If one thing separated Michael from every other player, it was his stunning ability to block out everything and everyone else. Nothing got to him; he was ice. No matter what else was going on—the crowds, the media, the death of his father—when he stepped onto that basketball court, he was able to shut out everything except his mission to attack and conquer.
When you feel fear, you recoil and put up a wall to protect yourself. Is there really a wall there? No, but you act as if there were. Now you can’t go forward because of the wall. Put your hand through it, there’s nothing there, you can walk straight through it. But if you stay behind that imaginary wall, you fail.
If you’re a true competitor, you always feel that pressure to attack and conquer, you thrive on it. You intentionally create situations to jack up the pressure even higher, challenging yourself to prove what you’re capable of.
The Author says I don’t think you can really understand relentlessness until you’ve faced your worst fears, and you’ve experienced that internal response telling you what to do. If you think back to the major events in your life, you can probably identify the things that impacted everything else and taught you what you were capable of dealing with.
When you can laugh at yourself and not take every setback seriously, that’s confidence. On the other hand, when someone says something to you that you don’t like or you don’t want to hear, and you allow it to put pressure on you, even for a moment, that’s a confidence problem. When you’re confident, you don’t care about what others think.
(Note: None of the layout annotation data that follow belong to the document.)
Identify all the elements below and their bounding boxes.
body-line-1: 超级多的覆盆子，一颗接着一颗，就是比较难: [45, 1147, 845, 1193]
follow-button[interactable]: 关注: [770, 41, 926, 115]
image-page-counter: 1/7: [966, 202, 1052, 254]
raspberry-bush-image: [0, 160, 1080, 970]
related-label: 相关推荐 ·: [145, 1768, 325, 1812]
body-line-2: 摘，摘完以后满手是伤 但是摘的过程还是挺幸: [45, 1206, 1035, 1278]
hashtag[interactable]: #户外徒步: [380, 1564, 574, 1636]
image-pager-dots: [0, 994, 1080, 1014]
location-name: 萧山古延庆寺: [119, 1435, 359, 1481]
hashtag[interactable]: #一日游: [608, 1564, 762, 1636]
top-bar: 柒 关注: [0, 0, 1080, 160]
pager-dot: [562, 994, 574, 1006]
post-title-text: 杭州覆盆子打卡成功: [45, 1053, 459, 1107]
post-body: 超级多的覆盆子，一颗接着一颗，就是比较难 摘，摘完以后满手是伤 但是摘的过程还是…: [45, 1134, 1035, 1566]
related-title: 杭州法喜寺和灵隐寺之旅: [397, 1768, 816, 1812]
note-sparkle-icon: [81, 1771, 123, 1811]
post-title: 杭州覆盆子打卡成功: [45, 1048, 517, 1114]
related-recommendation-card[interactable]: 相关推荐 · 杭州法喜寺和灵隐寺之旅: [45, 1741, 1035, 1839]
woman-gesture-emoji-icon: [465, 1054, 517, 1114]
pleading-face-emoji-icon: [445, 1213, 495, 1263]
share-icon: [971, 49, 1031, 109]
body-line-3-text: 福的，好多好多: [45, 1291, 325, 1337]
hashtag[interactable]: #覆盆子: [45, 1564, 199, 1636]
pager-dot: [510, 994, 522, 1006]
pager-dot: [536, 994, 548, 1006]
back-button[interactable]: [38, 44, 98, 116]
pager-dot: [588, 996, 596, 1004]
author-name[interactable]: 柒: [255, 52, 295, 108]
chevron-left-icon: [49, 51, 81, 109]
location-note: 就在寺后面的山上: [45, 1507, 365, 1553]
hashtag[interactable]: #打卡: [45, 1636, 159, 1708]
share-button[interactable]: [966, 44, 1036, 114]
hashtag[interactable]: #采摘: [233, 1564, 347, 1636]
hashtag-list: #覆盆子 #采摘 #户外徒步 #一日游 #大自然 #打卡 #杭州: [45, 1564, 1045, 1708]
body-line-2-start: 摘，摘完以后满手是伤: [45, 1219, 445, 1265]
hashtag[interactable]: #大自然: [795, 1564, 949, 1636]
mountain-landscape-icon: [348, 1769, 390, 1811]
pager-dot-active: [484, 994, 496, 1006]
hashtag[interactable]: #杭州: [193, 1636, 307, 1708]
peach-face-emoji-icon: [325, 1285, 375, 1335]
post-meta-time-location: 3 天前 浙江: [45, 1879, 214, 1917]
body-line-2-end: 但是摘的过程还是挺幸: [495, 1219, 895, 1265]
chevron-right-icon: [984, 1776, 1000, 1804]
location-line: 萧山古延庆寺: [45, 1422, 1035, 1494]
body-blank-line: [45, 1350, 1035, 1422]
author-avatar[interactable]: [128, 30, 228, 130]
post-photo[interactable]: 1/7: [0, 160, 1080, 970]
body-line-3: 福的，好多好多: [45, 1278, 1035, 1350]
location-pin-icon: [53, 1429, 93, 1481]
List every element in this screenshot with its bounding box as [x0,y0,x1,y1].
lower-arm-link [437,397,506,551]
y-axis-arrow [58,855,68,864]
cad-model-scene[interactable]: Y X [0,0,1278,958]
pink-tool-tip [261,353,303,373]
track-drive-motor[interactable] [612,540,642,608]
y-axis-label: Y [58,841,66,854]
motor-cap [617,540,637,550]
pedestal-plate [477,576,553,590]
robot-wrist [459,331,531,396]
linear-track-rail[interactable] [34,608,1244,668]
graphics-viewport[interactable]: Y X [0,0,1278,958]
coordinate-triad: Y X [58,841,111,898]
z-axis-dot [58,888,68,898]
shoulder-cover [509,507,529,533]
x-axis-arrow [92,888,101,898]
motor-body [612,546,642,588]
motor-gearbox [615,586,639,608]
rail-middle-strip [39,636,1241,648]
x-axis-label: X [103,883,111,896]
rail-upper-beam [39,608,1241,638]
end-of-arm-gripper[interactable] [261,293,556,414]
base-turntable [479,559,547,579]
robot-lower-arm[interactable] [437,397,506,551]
Michael Jordan didn’t know—or didn’t care to know how to psychologically deal with teammates. For all his countless gifts as a player, sensitivity to others was not among them. He was driven to attack, dominate, and conquer in every way. Whatever he had to do, he did it, and he expected the same from every individual around him.
About the Author :
TIM S. GROVER is world-renowned for his work with championship and Hall of Fame athletes, including Michael Jordan, Kobe Bryant, and Dwyane Wade, and is an international authority on sports performance and motivation. Since 1989, he has been CEO of Attack Athletics, the legendary training philosophy that teaches excellence, commitment, and the concept of “don’t think” to elite athletes and business professionals around the world. He is based in Chicago.